Just how much of a sickness, a disease – an appendage or extremity – have our cell phones become on the Upper West Side? It now appears that we all came out of the womb with one in our hand. And this coming from an old fart living in the west 70s who still does not own one. I walk the streets and sit on the many benches of my ‘hood and astound in the plethora of neighbors whose heads are bowed to theirs: those without certainly have them in their pockets.
In the beginning we were all duly impressed with cell phone users who took their new toy out on Columbus, Amsterdam, Broadway -- to astonish passersby while hailing a cab, sitting in a restaurant, or just walking about. That no longer works; the entire world now has a cell phone. We’ve had to find new and creative ways to impress others with our perceived self-importance insofar the cell phone has become just another accessory.
While there’s no disputing that they have become essential to track our kids, report or record an accident or crime with cell cameras – do business – or just alert another that we’re late and on our way, still others want to call attention to themselves by blabbing in the most inappropriate places. A man entering a men’s room stall at the AMC Lowes Lincoln Square talked loudly on his unit while about to do his business. That his conversation was so important it could not wait until he took a “you-know-what” is what I asked myself.
Cell users think nothing of invading our space by talking loudly on the 1, 2, and 3 – the 7, 10, 11 and 104 bus lines, or just sitting on a park bench. Another “crazy” entered a men’s room with his cell camera to take a picture of a famous actor leaking at a urinal. True story. With visions of the picture going viral dancing in his head, said actor jumped the man (I hope he zipped-up first), seized the phone, and did what with it, I’m not sure. Sadly, cells have become the cause of increased crime by snatch-and-run thieves of the Upper West Side -- the cause of road accidents by cabbies, food delivery young men on bicycles, and others who insist on talking or texting while driving. Teenagers use them for “sexting” – or to bury their faces walking down a street not looking where they’re going. But then nannies of the UWS give more attention to their device than to the children in their charge.
While sitting on CPW recently, where I often go to read and tourist-watch, I was accosted by a cell phone user who chose to sit next to me, talk loudly, and disturb my reading. I told him once, twice and a third before I got up, went to him and began singing in his face at the top of my lungs. The man was dumbfounded; I was disturbing his call. No kidding; you’re disturbing my reading. He got the point and moved on.
The stories abound, and some are humorous but for the fact that they’re pathetic.
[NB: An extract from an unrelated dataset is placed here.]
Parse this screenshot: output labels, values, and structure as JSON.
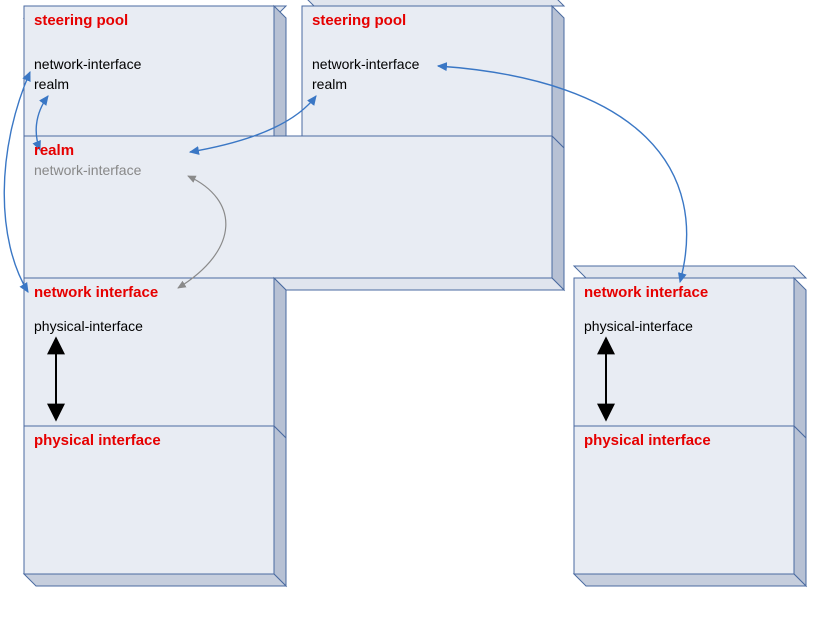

Picture a parked-by-night police cruiser at the corner of W. 74th and Amsterdam, with two eerie faces aglow to passersby through the windshield: two cops playing games on their electronic device. Or, how about the jogger at the entrance to the Park at West 72nd, who has completed his run only to stretch one leg and check his phone, stretch the other and check his phone, and continue the process for all the rest of his body. And to think he carried it through his entire run.
Don’t tell me this isn’t a disease: you’re wrong. I ask each of you to give up your device for a week, and let me know how you feel.